In cells expressing EGFP-APC in high levels, microtubules were decorated by APC during
their entire length. And the authors observed that APC stabilize microtubules in vitro and to
protect microtubules against depolymerization by nocodazole in transfected PtK2 cells.
The distal ends of microtubules terminating in cytoplasmic extensions of transfected cells
were uniformly decorated by APC and formed tightly interwoven three dimensional arrays. In
addition , when expressed at high levels, APC induces the reorganization of the microtubule
network into sinuous filamentous structures that are likely to consist of bundled microtubules, as
suggested by earlier electron microscopy studies.

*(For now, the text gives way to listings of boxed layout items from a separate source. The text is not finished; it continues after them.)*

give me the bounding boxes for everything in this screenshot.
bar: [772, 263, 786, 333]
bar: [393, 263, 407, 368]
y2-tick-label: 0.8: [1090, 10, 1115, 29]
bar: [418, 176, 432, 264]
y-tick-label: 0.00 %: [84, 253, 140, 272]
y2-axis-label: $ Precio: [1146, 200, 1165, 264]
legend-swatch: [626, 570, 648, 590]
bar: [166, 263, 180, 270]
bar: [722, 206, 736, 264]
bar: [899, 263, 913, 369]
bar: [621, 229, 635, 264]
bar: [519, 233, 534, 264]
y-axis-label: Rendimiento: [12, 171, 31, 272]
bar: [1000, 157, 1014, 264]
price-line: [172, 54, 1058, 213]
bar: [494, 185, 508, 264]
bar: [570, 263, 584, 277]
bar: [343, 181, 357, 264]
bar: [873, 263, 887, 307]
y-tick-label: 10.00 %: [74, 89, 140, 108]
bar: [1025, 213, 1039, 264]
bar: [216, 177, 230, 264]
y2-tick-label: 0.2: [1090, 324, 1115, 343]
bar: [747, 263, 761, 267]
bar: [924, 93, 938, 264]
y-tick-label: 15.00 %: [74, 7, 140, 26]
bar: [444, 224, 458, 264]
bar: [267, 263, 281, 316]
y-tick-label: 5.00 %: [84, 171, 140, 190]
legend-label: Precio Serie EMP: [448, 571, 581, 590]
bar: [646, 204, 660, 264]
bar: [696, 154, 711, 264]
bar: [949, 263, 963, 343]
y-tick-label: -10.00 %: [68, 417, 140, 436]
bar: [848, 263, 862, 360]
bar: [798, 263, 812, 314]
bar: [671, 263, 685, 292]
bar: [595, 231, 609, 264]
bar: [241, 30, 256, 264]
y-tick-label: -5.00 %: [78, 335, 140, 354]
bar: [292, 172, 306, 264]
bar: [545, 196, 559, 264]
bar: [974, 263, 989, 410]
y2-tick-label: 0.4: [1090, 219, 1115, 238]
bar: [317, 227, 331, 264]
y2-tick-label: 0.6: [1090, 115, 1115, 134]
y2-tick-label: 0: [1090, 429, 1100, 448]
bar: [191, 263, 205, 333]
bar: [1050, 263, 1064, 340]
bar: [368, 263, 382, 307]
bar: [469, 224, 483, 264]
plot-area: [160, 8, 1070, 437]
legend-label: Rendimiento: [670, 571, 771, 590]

Reorganization of the microtubule network into sinuous bundles is not a property unique
to APC as it can be obtained after over expression of a number of other MAPs.
In particular formation of sinuous microtubule bundles seems to be a characteristic feature
of MAPs with an affinity to plus ends of microtubules, such as CLIP-170 or CLIP-115. Another
microtubule associated protein that induces the formation of whorls of microtubules is the
dynactin component P150. Interestingly EB1, a binding partner of APC, associates with P150.
Therefore all the proteins mentioned above may be part of functionally similar structures.
Discussion and critique:
The authors find out that human APC moved as points or clusters along microtubules in
COS cells with a translocation velocity of approximately 5micrometer/min. At the end they
conclude that this is indicative of microtubule longevity. Several mechanisms can be suggested to
explain the behaviour of APC decorated microtubules. The most likely explanation is that the
transient bending of microtubules is the consequence of compression forces acting on
microtubules reaching the edge of the cell while elongating. In other cases APC decorated
microtubules indicate in a way that they undergo length variation and thus that they retain the
known dynamic instability of microtubules.
I think that although this paper explains some aspects of APC gene and its effect on
microtubules it can not establish a relationship between these characteristics and the disease
conditions in brain and colon. This was what I expected while reading this article because all the
authors are from neuroscience and psychiatry department.